When selecting a subset of candidates (a so-called committee) based on the preferences of voters, proportional representation is often a major desideratum. When going beyond simplistic models such as party-list or district-based elections, it is surprisingly challenging to capture proportionality formally. As a consequence, the literature has produced numerous competing criteria of when a selected committee qualifies as proportional. Two of the most prominent notions are Dummett's proportionality for solid coalitions (PSC) and Aziz et al.'s extended justified representation (EJR). Both guarantee proportional representation to groups of voters who have very similar preferences; such groups are referred to as solid coalitions by Dummett and as cohesive groups by Aziz et al. However, these notions lose their bite when groups are only almost solid or almost cohesive. In this paper, we propose proportionality axioms that are more robust: they guarantee representation also to groups that do not qualify as solid or cohesive. Further, our novel axioms can be easily verified: Given a committee, we can check in polynomial time whether it satisfies the axiom or not. This is in contrast to many established notions like EJR, for which the corresponding verification problem is known to be intractable. In the setting with approval preferences, we propose a robust and verifiable variant of EJR and a simply greedy procedure to compute committees satisfying it. In the setting with ranked preferences, we propose a robust variant PSC, which can be efficiently verified even for general weak preferences. In the special case of strict preferences, our notion is the first known satisfiable proportionality axiom that is violated by the Single Transferable Vote (STV). We also discuss implications of our results for participatory budgeting, querying procedures, and to the notion of proportionality degree.
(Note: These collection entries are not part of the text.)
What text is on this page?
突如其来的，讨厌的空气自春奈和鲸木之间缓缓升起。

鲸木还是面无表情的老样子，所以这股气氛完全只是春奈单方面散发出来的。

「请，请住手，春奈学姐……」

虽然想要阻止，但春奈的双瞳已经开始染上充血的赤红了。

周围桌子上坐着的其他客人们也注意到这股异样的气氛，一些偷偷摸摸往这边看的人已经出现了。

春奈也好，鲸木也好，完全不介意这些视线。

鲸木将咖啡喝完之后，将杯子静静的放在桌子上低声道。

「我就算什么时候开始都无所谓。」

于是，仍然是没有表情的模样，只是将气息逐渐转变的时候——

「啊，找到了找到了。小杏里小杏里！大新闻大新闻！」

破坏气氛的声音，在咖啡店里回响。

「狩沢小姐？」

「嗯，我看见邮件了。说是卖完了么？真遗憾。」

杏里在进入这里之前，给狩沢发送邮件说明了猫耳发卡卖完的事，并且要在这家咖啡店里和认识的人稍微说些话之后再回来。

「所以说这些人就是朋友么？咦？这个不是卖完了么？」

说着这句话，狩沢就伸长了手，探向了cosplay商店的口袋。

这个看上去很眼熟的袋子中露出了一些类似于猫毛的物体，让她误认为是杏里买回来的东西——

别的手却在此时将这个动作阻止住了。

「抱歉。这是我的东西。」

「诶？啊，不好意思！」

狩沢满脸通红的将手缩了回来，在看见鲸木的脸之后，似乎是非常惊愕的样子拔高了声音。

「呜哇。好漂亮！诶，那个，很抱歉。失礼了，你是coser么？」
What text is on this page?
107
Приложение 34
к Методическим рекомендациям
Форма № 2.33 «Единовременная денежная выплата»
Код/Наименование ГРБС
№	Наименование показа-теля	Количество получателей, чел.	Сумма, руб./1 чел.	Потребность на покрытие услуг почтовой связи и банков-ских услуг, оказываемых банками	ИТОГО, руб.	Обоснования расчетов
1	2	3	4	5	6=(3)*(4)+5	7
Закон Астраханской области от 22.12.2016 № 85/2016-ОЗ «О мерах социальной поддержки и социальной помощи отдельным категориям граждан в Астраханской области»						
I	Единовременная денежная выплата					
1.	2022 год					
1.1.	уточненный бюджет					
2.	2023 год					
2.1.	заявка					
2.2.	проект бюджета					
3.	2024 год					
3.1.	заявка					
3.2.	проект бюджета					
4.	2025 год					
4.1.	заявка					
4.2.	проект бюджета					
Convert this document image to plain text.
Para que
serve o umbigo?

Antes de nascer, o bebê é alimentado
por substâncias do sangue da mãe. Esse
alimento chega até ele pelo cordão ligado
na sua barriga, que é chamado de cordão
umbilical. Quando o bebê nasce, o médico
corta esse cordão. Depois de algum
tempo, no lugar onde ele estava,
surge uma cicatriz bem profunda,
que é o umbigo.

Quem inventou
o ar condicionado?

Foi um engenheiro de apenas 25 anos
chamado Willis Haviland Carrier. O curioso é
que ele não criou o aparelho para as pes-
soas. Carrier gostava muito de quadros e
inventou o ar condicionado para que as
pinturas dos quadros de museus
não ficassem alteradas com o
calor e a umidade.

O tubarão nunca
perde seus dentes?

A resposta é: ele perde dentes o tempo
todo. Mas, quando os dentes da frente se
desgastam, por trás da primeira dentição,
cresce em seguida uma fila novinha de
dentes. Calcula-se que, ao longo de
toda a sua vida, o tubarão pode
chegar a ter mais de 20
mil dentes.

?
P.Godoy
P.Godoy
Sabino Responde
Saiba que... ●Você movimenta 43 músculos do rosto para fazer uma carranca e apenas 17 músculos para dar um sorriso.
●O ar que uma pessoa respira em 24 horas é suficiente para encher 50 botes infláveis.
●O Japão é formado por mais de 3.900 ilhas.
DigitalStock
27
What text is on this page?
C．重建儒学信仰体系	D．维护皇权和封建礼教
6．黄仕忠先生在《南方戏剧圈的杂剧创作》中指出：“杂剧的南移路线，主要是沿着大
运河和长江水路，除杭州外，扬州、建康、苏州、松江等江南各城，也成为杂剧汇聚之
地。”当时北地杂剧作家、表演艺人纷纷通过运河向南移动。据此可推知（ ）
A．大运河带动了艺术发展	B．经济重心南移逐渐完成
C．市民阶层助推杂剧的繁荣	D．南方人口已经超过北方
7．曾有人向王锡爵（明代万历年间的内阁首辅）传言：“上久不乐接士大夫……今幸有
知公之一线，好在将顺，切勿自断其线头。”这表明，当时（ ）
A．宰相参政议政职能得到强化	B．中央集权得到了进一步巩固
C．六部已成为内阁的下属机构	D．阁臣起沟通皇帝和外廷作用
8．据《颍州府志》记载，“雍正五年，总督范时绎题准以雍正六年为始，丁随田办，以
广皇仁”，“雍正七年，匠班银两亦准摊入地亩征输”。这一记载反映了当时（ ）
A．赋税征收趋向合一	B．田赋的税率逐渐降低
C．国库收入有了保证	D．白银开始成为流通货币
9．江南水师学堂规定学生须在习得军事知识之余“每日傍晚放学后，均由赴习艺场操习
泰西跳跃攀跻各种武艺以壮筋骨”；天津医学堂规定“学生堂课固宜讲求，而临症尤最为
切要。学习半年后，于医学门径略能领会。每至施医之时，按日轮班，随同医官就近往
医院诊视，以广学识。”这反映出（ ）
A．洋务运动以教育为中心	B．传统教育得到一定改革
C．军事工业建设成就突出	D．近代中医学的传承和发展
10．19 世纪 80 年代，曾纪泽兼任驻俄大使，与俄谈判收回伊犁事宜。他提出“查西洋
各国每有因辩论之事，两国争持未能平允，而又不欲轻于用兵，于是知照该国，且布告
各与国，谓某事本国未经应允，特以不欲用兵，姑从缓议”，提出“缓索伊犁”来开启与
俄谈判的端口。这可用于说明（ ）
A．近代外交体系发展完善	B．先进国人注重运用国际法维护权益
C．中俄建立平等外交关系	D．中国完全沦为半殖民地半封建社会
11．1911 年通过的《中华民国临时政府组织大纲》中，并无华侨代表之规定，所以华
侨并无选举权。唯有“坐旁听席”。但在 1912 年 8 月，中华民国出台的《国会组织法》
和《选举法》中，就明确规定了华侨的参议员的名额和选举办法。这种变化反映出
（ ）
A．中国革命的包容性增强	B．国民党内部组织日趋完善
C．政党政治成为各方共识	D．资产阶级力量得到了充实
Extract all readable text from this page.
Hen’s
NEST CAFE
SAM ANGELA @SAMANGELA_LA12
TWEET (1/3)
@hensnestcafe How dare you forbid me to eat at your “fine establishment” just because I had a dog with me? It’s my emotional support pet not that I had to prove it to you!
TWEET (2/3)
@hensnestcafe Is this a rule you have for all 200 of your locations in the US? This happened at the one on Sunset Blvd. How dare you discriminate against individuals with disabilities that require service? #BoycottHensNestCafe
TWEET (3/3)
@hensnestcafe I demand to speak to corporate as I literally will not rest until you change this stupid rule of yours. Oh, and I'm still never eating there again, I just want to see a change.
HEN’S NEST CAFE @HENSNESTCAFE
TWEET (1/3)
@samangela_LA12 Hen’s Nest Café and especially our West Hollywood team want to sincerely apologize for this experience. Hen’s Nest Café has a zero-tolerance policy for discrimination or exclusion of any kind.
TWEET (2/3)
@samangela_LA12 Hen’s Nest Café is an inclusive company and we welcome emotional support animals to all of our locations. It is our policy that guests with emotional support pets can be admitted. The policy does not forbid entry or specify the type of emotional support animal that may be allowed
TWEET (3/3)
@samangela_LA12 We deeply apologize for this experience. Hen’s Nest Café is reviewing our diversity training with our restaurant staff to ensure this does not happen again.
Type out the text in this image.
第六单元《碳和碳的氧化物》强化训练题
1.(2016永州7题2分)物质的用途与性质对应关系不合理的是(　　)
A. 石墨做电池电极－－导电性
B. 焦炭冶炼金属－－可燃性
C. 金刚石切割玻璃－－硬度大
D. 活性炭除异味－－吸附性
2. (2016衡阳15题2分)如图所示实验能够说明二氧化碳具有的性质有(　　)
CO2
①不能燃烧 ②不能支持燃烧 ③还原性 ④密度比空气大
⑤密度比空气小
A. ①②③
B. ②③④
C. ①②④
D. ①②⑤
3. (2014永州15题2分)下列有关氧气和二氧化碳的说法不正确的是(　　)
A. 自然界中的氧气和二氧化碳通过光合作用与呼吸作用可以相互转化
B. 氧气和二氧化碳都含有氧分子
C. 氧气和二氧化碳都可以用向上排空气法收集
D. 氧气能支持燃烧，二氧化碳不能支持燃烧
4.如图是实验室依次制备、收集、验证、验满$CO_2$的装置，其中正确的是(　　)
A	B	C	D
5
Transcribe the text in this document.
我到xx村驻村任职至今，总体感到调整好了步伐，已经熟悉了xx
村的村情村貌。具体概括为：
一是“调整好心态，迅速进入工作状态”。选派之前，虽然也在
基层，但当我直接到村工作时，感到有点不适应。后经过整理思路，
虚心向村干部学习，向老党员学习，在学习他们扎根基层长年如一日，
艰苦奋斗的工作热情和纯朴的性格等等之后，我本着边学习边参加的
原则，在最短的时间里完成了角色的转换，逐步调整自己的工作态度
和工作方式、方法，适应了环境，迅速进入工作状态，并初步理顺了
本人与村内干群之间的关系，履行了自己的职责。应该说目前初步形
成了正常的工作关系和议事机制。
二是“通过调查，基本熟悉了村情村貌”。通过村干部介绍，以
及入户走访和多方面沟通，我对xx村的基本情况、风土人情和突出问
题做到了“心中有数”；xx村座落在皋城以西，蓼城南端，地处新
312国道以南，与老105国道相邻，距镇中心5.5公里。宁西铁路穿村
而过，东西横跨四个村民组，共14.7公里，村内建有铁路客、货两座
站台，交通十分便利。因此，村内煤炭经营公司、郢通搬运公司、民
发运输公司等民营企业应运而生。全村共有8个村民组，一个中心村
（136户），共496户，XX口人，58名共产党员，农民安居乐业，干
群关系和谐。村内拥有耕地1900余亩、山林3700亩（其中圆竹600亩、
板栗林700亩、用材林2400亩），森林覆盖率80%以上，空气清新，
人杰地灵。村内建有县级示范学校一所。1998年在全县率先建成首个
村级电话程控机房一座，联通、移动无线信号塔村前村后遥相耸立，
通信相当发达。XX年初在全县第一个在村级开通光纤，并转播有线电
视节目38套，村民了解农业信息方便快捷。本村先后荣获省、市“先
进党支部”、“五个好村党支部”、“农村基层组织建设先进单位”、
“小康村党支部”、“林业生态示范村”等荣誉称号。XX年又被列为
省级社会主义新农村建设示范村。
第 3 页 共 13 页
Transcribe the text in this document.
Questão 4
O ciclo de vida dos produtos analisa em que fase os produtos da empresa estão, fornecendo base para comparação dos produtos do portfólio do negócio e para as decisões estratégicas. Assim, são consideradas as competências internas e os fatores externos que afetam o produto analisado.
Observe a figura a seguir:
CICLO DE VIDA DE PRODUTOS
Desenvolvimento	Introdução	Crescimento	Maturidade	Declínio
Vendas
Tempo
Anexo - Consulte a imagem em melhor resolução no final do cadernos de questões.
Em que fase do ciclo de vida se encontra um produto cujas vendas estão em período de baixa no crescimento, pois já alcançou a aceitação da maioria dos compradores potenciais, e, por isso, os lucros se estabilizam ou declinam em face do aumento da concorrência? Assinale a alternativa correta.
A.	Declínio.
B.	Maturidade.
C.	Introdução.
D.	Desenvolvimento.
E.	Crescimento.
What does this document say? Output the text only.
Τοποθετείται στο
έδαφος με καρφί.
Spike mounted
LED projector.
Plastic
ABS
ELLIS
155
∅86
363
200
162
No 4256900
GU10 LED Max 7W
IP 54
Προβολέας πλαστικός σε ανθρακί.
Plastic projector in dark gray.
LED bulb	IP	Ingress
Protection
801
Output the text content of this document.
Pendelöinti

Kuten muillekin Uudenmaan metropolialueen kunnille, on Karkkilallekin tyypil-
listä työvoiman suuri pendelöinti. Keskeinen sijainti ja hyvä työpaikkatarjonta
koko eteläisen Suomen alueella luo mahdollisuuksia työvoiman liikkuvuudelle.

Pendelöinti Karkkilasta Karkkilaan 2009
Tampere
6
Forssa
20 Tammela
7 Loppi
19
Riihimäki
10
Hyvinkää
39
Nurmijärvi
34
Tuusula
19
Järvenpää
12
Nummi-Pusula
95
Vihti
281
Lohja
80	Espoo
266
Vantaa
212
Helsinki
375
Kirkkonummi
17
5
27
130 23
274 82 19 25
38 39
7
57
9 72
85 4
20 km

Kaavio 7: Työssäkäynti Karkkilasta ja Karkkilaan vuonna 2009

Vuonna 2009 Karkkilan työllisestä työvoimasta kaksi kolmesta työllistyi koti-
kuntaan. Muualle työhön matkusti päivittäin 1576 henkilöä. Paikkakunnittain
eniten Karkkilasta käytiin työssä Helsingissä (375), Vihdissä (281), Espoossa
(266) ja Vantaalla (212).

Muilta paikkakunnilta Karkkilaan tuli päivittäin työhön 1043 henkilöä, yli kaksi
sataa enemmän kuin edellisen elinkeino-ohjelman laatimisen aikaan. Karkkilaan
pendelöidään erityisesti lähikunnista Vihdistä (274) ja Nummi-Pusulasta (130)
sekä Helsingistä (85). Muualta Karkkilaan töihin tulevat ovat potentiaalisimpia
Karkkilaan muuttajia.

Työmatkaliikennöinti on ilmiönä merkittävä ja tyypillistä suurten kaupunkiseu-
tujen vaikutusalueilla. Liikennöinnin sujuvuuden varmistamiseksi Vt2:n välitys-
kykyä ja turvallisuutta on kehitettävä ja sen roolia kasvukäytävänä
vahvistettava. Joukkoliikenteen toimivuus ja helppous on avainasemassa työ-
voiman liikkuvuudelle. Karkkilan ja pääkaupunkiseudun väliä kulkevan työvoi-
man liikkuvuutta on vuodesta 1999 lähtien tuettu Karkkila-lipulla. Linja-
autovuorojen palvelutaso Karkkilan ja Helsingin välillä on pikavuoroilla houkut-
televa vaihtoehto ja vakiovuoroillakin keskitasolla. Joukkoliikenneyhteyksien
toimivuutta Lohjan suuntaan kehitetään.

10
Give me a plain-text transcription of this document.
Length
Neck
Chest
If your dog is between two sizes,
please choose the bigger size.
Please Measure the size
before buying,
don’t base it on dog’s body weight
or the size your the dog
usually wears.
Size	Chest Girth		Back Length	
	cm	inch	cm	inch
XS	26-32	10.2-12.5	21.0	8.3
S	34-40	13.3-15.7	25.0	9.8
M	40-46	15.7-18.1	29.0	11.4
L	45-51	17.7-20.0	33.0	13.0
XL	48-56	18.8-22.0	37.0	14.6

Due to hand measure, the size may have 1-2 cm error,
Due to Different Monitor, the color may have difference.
翻译：基于选民偏好选择候选子集（即委员会）时，比例代表制通常是重要目标。当超越政党名单制或选区选举等简化模型时，正式刻画比例性变得异常困难。因此，学界提出了大量相互竞争的准则来判定所选委员会是否具备比例性。其中最著名的两个概念是达梅特的固态联盟比例性(PSC)和阿齐兹等人的扩展公正代表性(EJR)。二者均保证偏好高度相似的选民群体获得比例代表权——达梅特称此类群体为固态联盟，阿齐兹等人则称其为凝聚性群体。然而，当群体仅近乎固态或近乎凝聚时，这些概念便失去效力。本文提出更具鲁棒性的比例性公理：即使群体不具备固态或凝聚性特征，仍能保障其代表性。此外，新公理易于验证：给定委员会，可在多项式时间内检验其是否满足该公理。这与EJR等许多既有概念形成鲜明对比，后者对应的验证问题已被证明难以求解。在批准投票偏好设定中，我们提出EJR的鲁棒可验证变体及简单的贪心算法来构造满足该公理的委员会。在排序偏好设定中，我们提出PSC的鲁棒变体，即便面对一般弱偏好也能高效验证。在严格偏好的特殊情形下，该概念是首个已知的可满足比例性公理，却能被单一可转移投票(STV)违反。最后讨论本文结果对参与式预算、查询程序及比例性度量的启示。